Now I’d like to ask, if Adam Osborne had never made a press release would his company have failed?

Well here’s a little-known Silicon Valley story…

In the early 80’s IBM wanted to partner with Gary Kildall, the man who created CPM programming, which was the operating system used on Osborne computers. So IBM flew out to meet Kildall with the intent to buy rights to his operating system. What they didn’t know was that Kildall was indifferent so instead of prioritizing his meeting with IBM, he went flying on business.

In his absence, the IBM guys became frustrated and went to talk to the Microsoft guy. Someone called Bill Gates.

Bill Gates promised IBM he could deliver them a programming language.

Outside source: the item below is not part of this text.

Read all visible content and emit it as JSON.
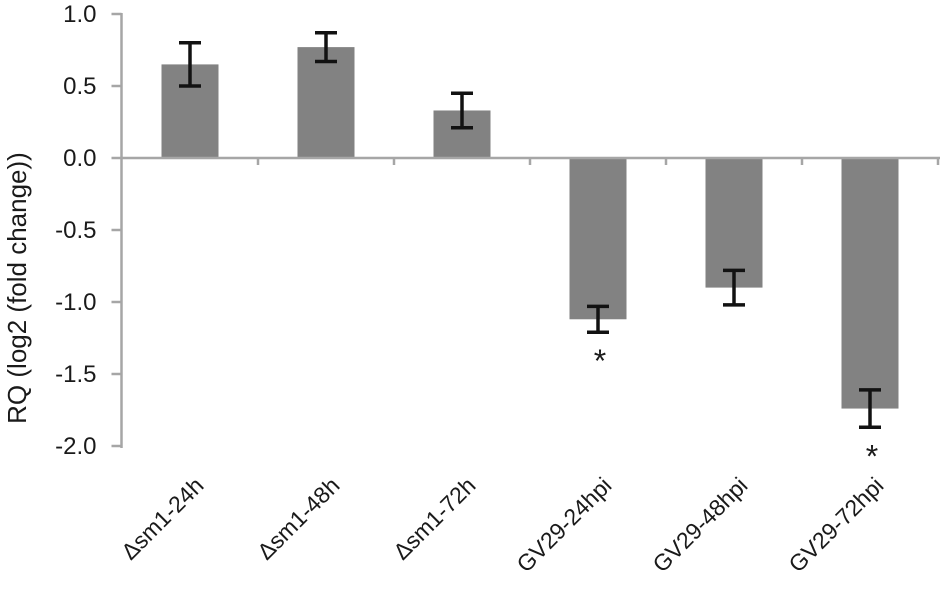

The only thing was, he didn’t have a programming language. He ended up buying a CPM-inspired language called Q-DOS from a company called Seattle Computer Systems for $75,000 and licensed that to IBM.

So what became the winning operating system of the future? MS-DOS, not CPM. Nearly 5 years later, CPM was essentially gone.

A young Bill Gates (Center) with Gary Kildall (Right)

So would Osborne still be around today? Probably not.

However, the decision to announce the Vixen before it was ready for release undoubtedly led the Osborne Computer Corporation to its early demise.

Life lessons

In all honesty, I never really looked back at the Osborne effect. I just kept plotting along and enjoying all the work at StudioRed. It’s only later that I look back and think that I may have had a small part in the way new products are released today.

Looking back at my old sketches

So what did we learn?

First, be secretive with your products and don’t prematurely promise something to your customers that you can’t deliver on time.

But maybe and more importantly it’s to learn how things are made. I just wanted to make a better design, a more effective computer, so I worked hard at it. My design massively cut down assembly time and costs and got Adam Osborne so excited he decided to share the improvements with the press.

So I encourage you to learn how things are made. If I never had, I never would have been able to start a social phenomenon.